Studies conducted by the University of Chile on these tailings, unrelated to Teck operations, confirmed that they should be reclaimed to prevent harmful health effects to the community. In a hot and dry climate like central Chile, it is all too easy for the wind to spread dust particles from the abandoned tailings to surrounding neighbourhoods.
Especially because the majority of CdA employees call Andacollo home, we wanted to help with this important community health issue. We began to work with a local non-governmental organization to clean up the tailings. This was a challenging task, given the downtown location with many homes nearby. The workers we hired to conduct the cleanup were members of the Andacollo community.

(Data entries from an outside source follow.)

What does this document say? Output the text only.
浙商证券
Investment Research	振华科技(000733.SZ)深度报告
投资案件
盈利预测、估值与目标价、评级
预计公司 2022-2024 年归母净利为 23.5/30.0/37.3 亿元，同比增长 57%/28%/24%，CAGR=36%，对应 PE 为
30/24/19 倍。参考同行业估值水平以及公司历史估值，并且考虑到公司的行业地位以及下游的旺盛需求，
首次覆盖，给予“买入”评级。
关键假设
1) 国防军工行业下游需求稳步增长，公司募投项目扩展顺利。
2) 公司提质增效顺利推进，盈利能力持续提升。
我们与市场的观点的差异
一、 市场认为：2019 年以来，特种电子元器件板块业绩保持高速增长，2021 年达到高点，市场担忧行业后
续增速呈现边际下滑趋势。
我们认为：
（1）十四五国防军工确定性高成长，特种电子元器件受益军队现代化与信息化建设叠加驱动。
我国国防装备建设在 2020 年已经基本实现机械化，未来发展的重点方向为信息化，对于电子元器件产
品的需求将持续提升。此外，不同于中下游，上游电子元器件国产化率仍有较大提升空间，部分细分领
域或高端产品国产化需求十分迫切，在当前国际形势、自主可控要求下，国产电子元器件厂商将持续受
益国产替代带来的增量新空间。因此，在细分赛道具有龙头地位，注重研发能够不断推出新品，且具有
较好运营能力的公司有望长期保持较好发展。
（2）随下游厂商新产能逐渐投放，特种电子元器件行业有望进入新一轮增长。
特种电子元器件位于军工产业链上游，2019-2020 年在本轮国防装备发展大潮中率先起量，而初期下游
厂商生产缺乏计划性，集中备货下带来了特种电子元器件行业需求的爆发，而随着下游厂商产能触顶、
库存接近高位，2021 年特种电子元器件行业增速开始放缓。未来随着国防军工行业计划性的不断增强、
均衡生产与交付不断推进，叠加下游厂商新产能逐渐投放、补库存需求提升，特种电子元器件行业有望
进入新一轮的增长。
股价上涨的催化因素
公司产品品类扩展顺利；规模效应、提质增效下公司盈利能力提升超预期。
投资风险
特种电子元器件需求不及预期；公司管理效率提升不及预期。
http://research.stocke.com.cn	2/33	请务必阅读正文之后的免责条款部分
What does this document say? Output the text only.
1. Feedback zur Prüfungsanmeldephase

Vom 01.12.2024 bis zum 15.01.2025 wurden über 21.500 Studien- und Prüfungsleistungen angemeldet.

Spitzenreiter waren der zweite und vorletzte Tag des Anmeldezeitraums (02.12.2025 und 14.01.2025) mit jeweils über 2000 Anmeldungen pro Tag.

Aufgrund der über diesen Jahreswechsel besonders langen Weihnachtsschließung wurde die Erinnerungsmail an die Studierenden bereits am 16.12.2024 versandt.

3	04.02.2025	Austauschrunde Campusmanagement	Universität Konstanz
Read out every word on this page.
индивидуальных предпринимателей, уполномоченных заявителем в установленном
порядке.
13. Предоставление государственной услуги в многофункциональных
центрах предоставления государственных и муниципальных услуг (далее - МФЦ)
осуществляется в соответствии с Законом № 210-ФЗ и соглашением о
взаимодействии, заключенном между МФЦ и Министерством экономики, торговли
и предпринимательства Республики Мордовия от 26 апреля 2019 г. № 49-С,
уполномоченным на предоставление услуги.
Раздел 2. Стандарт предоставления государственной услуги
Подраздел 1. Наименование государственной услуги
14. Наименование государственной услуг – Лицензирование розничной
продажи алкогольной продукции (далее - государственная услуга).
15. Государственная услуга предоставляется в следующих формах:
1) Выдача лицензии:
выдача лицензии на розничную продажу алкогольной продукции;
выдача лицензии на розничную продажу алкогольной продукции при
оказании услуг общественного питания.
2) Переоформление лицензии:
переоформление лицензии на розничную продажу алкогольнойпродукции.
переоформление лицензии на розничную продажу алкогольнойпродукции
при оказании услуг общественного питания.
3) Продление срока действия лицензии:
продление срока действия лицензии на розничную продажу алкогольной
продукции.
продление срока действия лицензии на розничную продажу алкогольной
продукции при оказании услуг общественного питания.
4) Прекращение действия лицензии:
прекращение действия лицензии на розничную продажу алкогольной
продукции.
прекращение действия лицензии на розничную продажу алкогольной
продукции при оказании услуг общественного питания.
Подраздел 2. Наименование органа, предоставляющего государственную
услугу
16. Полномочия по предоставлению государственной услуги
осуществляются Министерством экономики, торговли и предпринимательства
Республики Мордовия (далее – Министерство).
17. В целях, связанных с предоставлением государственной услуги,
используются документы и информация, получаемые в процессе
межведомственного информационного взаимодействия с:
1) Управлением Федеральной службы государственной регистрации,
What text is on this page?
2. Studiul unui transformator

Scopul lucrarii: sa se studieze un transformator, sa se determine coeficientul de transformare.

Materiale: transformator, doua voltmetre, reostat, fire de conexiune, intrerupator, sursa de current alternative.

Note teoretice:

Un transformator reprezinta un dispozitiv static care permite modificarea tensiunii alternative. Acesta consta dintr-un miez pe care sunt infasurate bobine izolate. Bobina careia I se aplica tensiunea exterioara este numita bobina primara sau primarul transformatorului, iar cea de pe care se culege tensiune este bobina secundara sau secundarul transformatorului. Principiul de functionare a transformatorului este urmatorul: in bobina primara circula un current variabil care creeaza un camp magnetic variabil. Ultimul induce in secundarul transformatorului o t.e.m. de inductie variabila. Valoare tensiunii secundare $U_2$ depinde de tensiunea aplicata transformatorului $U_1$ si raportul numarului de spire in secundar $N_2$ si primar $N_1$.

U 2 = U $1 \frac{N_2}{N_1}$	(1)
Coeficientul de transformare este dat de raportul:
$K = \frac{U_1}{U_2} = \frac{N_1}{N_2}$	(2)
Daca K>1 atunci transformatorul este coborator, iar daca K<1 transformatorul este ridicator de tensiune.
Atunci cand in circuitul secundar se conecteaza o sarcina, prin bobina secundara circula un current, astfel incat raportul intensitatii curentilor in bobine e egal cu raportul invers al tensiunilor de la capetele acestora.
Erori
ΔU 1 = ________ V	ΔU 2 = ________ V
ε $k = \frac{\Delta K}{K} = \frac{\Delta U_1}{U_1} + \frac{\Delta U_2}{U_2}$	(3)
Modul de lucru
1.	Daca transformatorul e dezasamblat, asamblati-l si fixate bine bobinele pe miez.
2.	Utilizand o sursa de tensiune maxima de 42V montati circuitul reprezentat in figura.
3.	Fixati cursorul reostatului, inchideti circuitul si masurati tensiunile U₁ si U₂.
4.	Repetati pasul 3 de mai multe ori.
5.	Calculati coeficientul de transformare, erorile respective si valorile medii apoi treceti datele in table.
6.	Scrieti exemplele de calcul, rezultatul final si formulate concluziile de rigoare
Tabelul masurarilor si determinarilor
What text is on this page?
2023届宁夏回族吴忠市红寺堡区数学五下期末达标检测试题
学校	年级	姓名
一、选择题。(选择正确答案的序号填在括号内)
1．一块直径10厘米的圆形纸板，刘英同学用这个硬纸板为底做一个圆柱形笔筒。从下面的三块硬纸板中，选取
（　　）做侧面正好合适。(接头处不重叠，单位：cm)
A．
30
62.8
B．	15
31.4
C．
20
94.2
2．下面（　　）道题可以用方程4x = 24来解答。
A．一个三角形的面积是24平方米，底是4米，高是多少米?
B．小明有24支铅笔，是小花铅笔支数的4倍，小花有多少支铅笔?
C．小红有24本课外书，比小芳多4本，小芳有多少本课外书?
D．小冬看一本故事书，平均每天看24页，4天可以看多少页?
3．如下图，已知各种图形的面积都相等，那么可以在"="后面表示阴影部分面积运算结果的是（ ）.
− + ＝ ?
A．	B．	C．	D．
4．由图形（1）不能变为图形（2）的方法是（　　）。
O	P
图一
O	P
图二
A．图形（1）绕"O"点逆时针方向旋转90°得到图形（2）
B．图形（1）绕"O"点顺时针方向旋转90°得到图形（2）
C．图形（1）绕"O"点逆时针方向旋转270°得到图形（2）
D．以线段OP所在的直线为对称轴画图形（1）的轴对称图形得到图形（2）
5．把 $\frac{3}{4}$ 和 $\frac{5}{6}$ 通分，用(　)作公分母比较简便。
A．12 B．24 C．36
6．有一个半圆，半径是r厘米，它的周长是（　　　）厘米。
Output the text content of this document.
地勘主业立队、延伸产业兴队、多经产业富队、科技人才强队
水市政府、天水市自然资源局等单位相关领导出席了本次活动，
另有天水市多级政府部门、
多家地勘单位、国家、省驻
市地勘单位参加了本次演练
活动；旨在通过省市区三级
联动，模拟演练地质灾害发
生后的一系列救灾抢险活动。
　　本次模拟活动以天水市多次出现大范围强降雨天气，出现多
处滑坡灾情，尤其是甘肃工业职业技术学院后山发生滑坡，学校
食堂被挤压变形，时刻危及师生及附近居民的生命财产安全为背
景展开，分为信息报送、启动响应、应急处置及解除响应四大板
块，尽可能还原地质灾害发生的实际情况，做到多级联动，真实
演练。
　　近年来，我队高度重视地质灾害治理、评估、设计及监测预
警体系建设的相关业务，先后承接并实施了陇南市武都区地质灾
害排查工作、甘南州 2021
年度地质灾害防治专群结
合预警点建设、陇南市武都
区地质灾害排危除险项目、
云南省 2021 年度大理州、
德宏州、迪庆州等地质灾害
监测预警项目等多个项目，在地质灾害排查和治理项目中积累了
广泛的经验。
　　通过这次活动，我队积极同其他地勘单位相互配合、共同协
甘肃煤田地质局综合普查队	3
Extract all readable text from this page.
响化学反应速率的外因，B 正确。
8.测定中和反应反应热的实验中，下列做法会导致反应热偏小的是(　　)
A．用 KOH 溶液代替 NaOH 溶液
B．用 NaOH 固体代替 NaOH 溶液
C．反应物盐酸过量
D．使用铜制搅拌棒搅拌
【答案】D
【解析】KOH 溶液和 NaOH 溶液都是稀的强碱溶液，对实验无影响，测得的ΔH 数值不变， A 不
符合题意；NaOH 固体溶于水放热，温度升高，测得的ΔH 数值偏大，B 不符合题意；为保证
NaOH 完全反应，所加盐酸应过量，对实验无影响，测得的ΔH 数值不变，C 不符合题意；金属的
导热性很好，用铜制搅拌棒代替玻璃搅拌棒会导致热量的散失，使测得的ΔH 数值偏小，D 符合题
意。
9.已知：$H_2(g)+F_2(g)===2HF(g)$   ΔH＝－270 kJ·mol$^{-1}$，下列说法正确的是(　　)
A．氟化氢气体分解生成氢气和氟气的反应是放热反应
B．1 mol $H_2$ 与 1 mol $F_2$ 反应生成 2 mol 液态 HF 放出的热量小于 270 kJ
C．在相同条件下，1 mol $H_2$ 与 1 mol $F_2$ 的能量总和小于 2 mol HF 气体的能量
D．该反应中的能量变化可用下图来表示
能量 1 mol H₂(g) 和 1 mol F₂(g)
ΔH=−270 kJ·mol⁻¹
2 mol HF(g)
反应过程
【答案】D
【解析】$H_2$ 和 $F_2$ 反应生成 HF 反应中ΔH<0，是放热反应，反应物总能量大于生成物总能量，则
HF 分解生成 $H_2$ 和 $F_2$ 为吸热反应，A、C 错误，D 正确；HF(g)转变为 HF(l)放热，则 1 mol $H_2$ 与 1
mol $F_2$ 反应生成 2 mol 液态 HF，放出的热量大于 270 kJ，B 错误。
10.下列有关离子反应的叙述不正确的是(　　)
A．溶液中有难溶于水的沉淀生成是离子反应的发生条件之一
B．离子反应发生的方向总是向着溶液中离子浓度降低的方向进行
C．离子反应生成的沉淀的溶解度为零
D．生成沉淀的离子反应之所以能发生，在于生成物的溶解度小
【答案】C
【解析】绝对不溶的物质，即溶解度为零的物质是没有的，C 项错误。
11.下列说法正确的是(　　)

Our first step was to purchase the land so that we could remove 257,000 tonnes of historical tailings from two sites and transport them to CdA for treatment and disposal into our own tailings facility. During the transportation process, we also made sure to wash local streets experiencing high truck traffic to mitigate any extra dust. We also used nebulizer cannons, which shoot a directed fog that helps prevent dust from billowing. Once on-site at CdA, we continued to be diligent about dust control, taking steps to keep the tailings material humid throughout the treatment and disposal process.
After the removal of the tailings, we began to reclaim the sites — nearly 10,000 square metres — that we anticipate will be used by the community in the years to come. We were proud to work with our employees and the residents of Andacollo to eliminate a potential health hazard and to recover a public space for use by the community.